Humana.Mente: Journal of Philosophical Studies (Dec 2018)
Updating the philosophical concept of form (morphé) as the embodied structural and teleological informational program in human beings
Abstract
The contemporary philosophy of mind and neuroethics are two of the liveliest fields of interdisciplinary reflection which deal with the everlasting topic: what/who we essentially are. One of the many questions that can be tackled in order to go deep in this knowledge is: why man is naturally inclined towards specific tiers for survival which constitute his/her teleological project of flourishing? Two different, but complementary, answers are brought to light in this work.
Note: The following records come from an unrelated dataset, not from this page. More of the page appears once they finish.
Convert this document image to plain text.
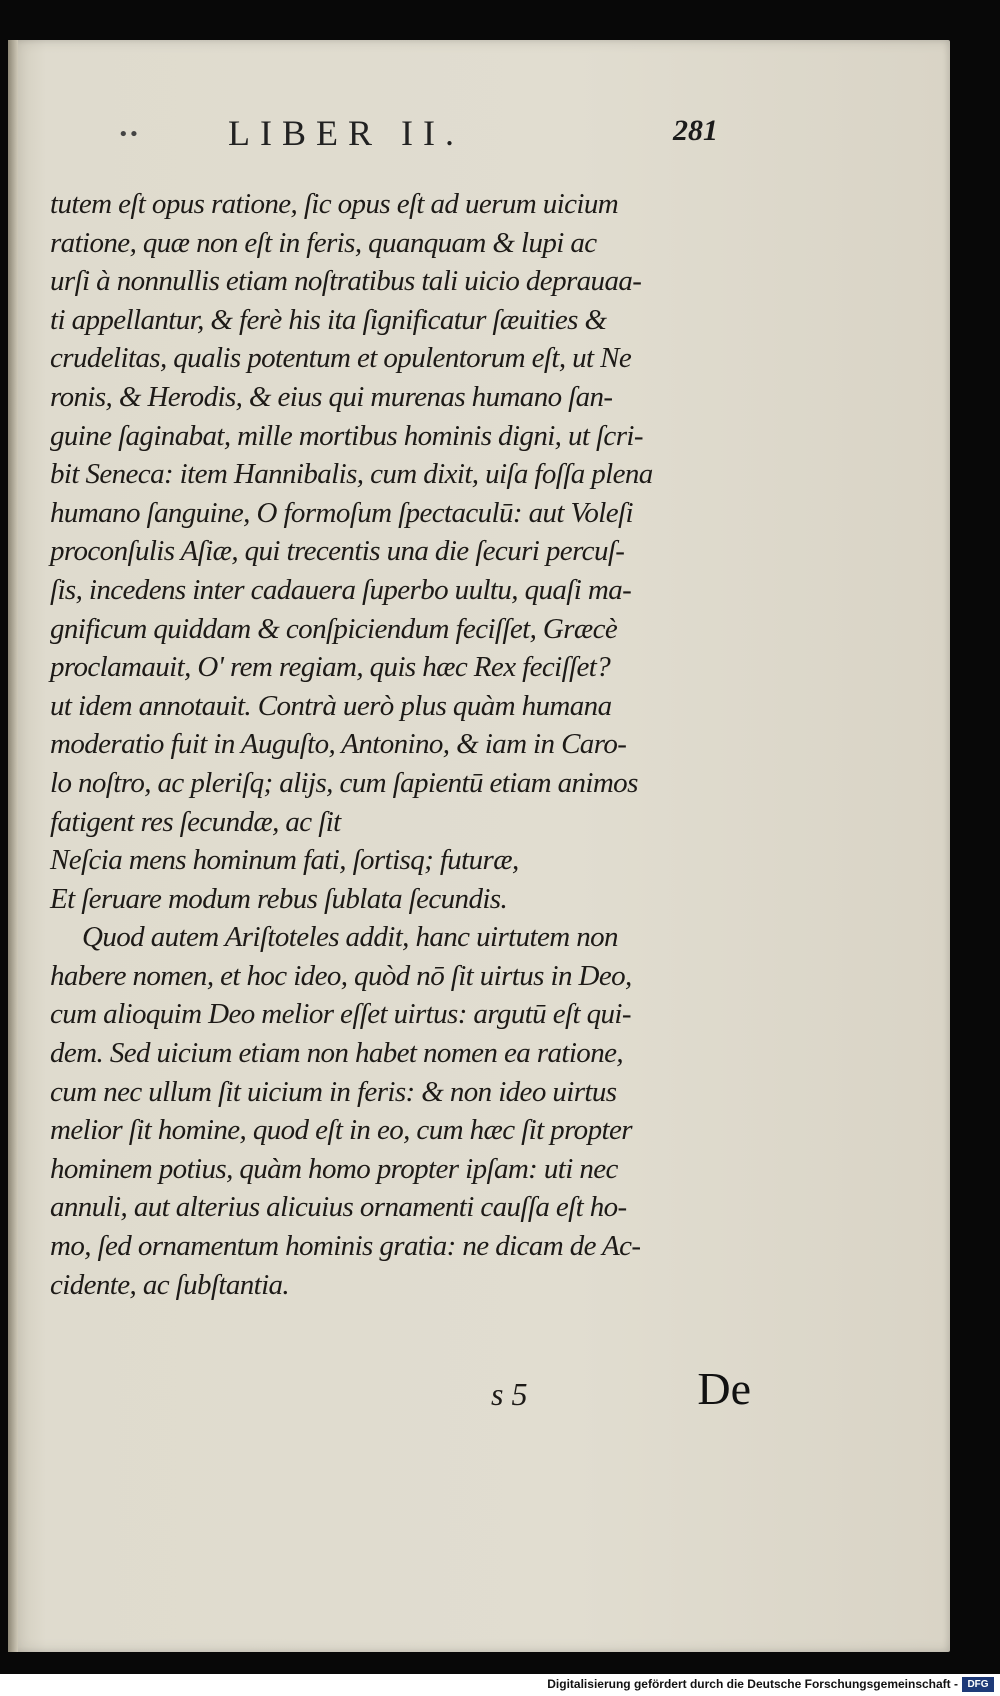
•• LIBER II.	281
tutem eſt opus ratione, ſic opus eſt ad uerum uicium
ratione, quæ non eſt in feris, quanquam & lupi ac
urſi à nonnullis etiam noſtratibus tali uicio deprauaa-
ti appellantur, & ferè his ita ſignificatur ſæuities &
crudelitas, qualis potentum et opulentorum eſt, ut Ne
ronis, & Herodis, & eius qui murenas humano ſan-
guine ſaginabat, mille mortibus hominis digni, ut ſcri-
bit Seneca: item Hannibalis, cum dixit, uiſa foſſa plena
humano ſanguine, O formoſum ſpectaculū: aut Voleſi
proconſulis Aſiæ, qui trecentis una die ſecuri percuſ-
ſis, incedens inter cadauera ſuperbo uultu, quaſi ma-
gnificum quiddam & conſpiciendum feciſſet, Græcè
proclamauit, O' rem regiam, quis hæc Rex feciſſet?
ut idem annotauit. Contrà uerò plus quàm humana
moderatio fuit in Auguſto, Antonino, & iam in Caro-
lo noſtro, ac pleriſq; alijs, cum ſapientū etiam animos
fatigent res ſecundæ, ac ſit
Neſcia mens hominum fati, ſortisq; futuræ,
Et ſeruare modum rebus ſublata ſecundis.
Quod autem Ariſtoteles addit, hanc uirtutem non
habere nomen, et hoc ideo, quòd nō ſit uirtus in Deo,
cum alioquim Deo melior eſſet uirtus: argutū eſt qui-
dem. Sed uicium etiam non habet nomen ea ratione,
cum nec ullum ſit uicium in feris: & non ideo uirtus
melior ſit homine, quod eſt in eo, cum hæc ſit propter
hominem potius, quàm homo propter ipſam: uti nec
annuli, aut alterius alicuius ornamenti cauſſa eſt ho-
mo, ſed ornamentum hominis gratia: ne dicam de Ac-
cidente, ac ſubſtantia.
s 5	De
Digitalisierung gefördert durch die Deutsche Forschungsgemeinschaft - DFG
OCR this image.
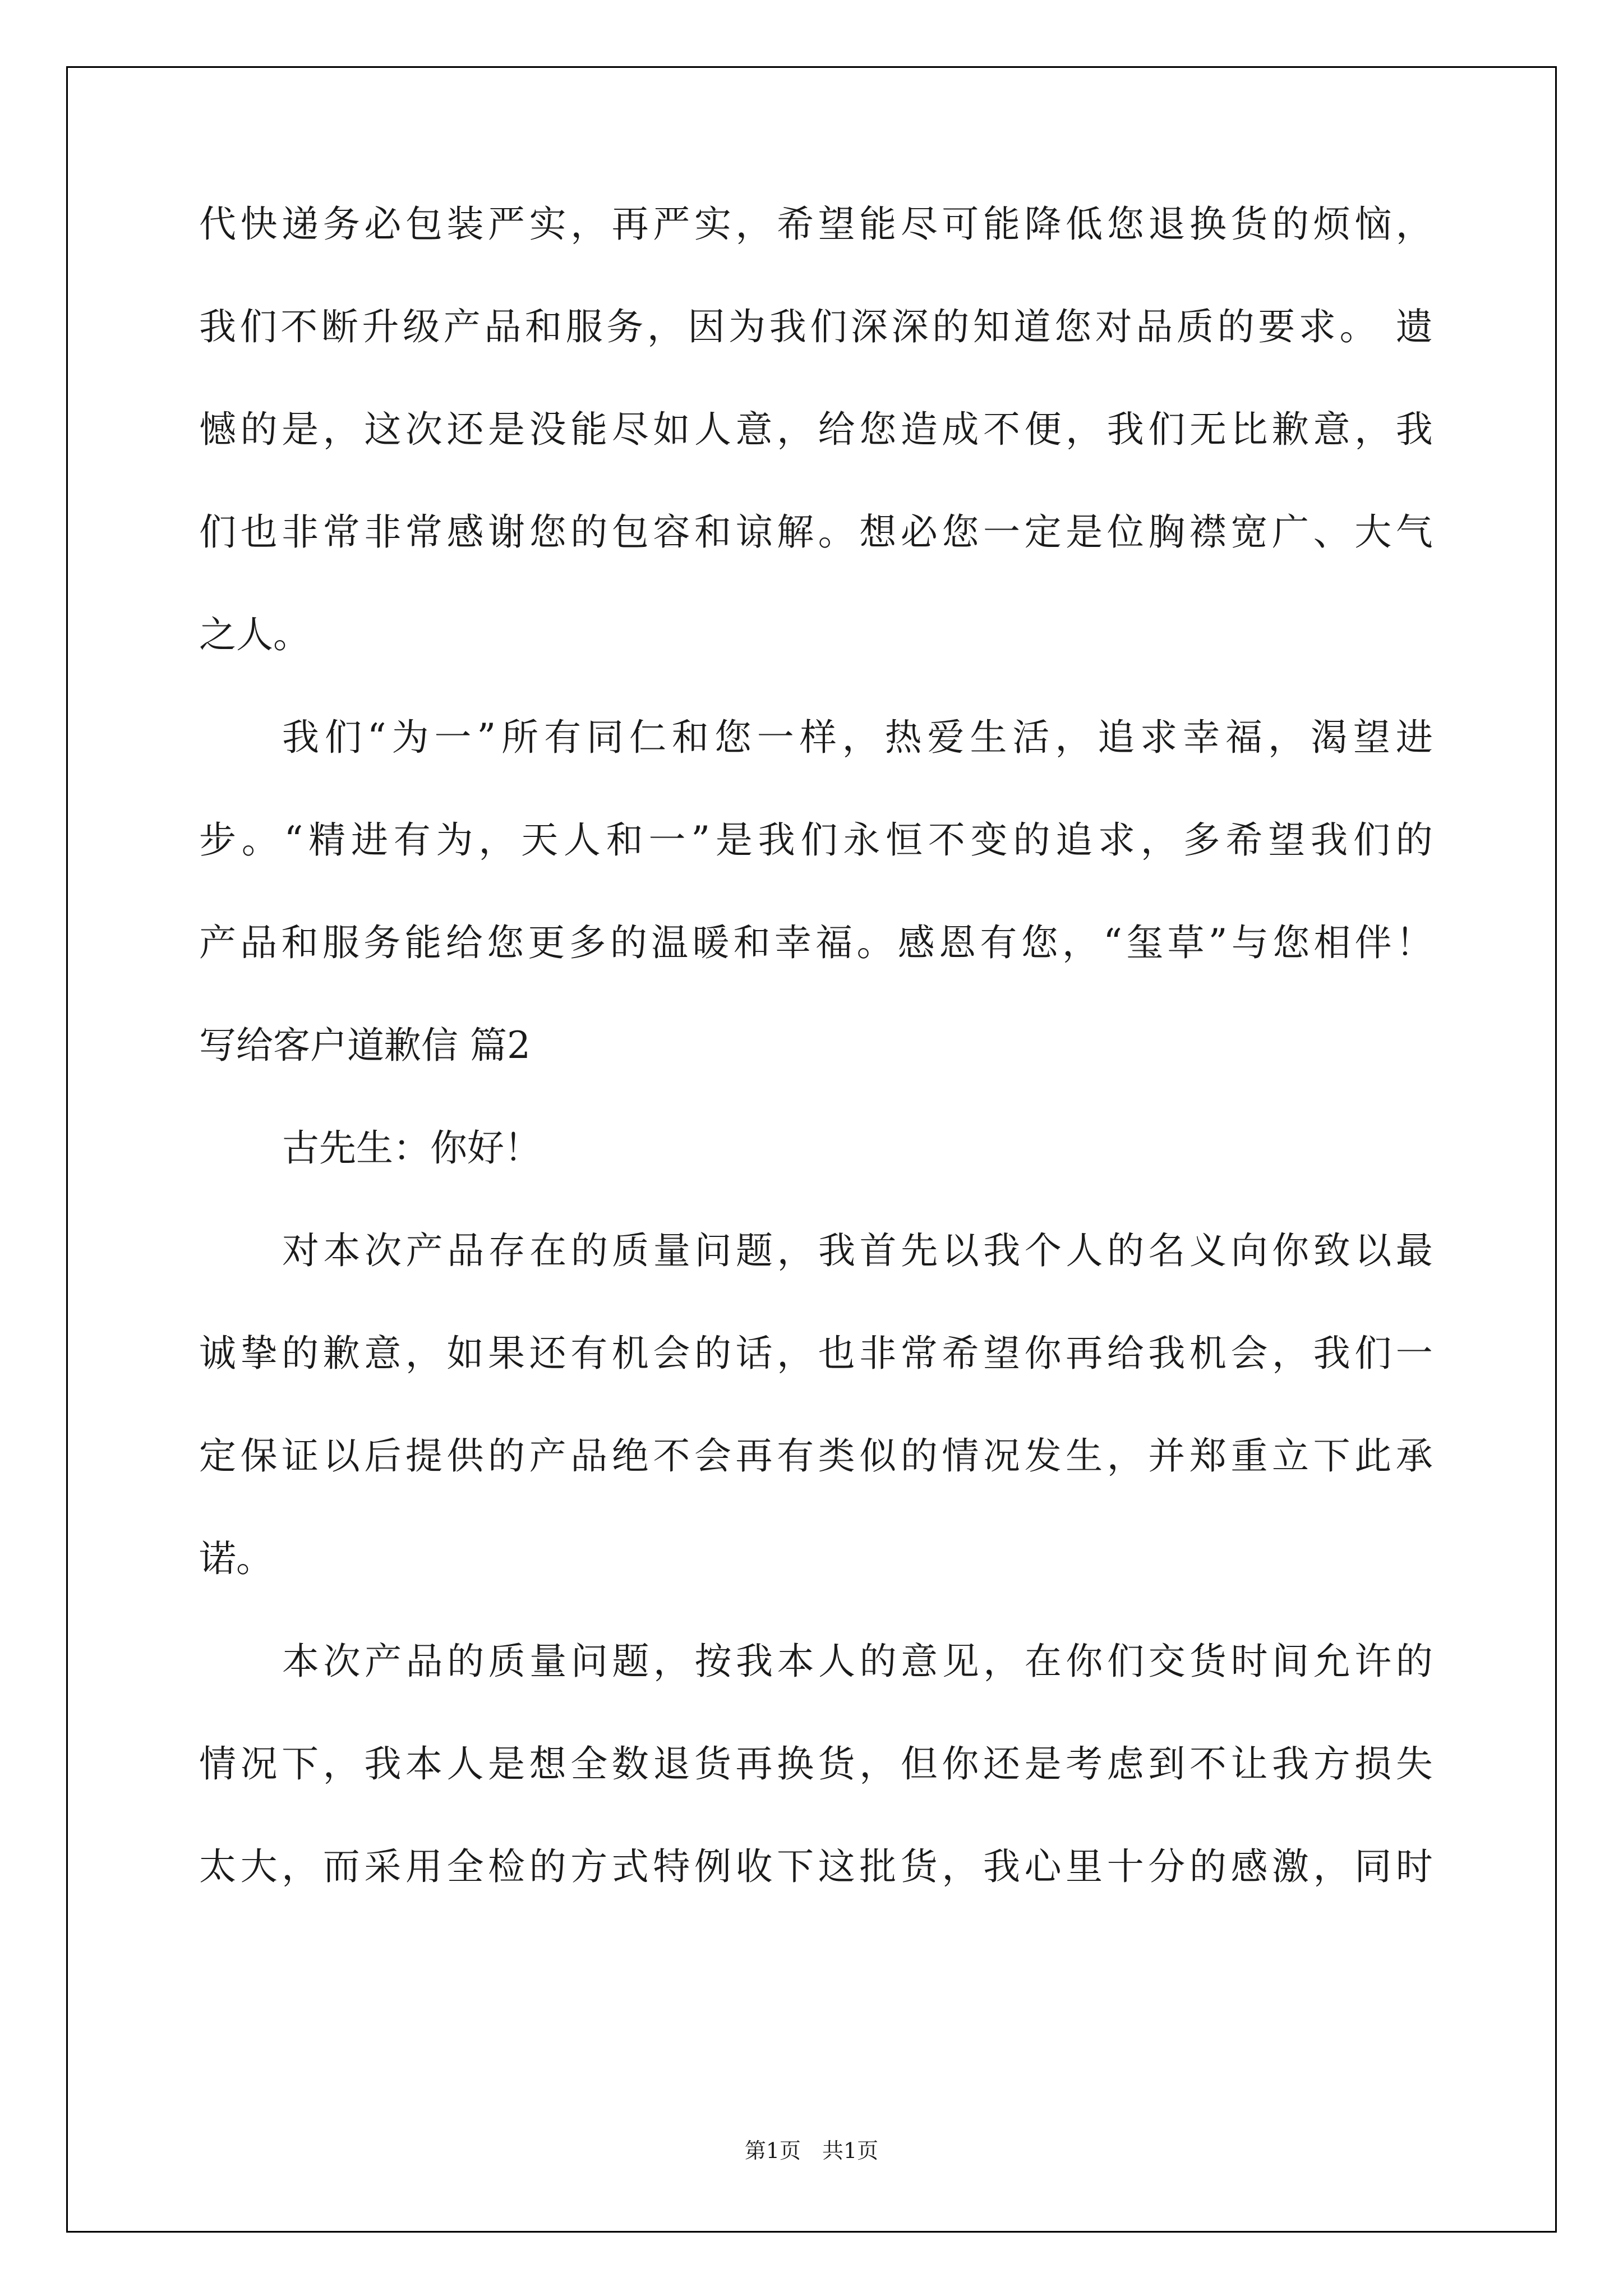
代 快 递 务 必 包 装 严 实 ， 再 严 实 ， 希 望 能 尽 可 能 降 低 您 退 换 货 的 烦 恼 ，
我 们 不 断 升 级 产 品 和 服 务 ， 因 为 我 们 深 深 的 知 道 您 对 品 质 的 要 求 。
遗
憾 的 是 ， 这 次 还 是 没 能 尽 如 人 意 ， 给 您 造 成 不 便 ， 我 们 无 比 歉 意 ， 我
们 也 非 常 非 常 感 谢 您 的 包 容 和 谅 解 。 想 必 您 一 定 是 位 胸 襟 宽 广 、 大 气
之人。
我 们 “ 为 一 ” 所 有 同 仁 和 您 一 样 ， 热 爱 生 活 ， 追 求 幸 福 ， 渴 望 进
步 。 “ 精 进 有 为 ， 天 人 和 一 ” 是 我 们 永 恒 不 变 的 追 求 ， 多 希 望 我 们 的
产 品 和 服 务 能 给 您 更 多 的 温 暖 和 幸 福 。 感 恩 有 您 ， “ 玺 草 ” 与 您 相 伴 ！
写给客户道歉信 篇2
古先生：你好！
对 本 次 产 品 存 在 的 质 量 问 题 ， 我 首 先 以 我 个 人 的 名 义 向 你 致 以 最
诚 挚 的 歉 意 ， 如 果 还 有 机 会 的 话 ， 也 非 常 希 望 你 再 给 我 机 会 ， 我 们 一
定 保 证 以 后 提 供 的 产 品 绝 不 会 再 有 类 似 的 情 况 发 生 ， 并 郑 重 立 下 此 承
诺。
本 次 产 品 的 质 量 问 题 ， 按 我 本 人 的 意 见 ， 在 你 们 交 货 时 间 允 许 的
情 况 下 ， 我 本 人 是 想 全 数 退 货 再 换 货 ， 但 你 还 是 考 虑 到 不 让 我 方 损 失
太 大 ， 而 采 用 全 检 的 方 式 特 例 收 下 这 批 货 ， 我 心 里 十 分 的 感 激 ， 同 时
第1页　共1页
The author argues for an apparently obvious, but relatively underexplored view of the classical hylomorphic concept of form (morphé), not just as the information that characterizes the organization of human body, but also as the intrinsic final reason why, through a specific type of bodily (brain) structure, the human being develops his/her natural inclinations and behaves according to them. The author advances the argument in terms of an upward comparison between the threefold levels of Thomas Aquinas’ natural human inclinations according to Summa Theologiae I-II, question 94, article 2, and the pioneering structural and functional “Triune Brain” model developed from 1949 to 1952 by Paul MacLean. The hylomorphic view sketched is profoundly different from a purely materialistic conception of teleological processes of human behavior, and it is a plausible explanation that motivates and invites further considerations and research.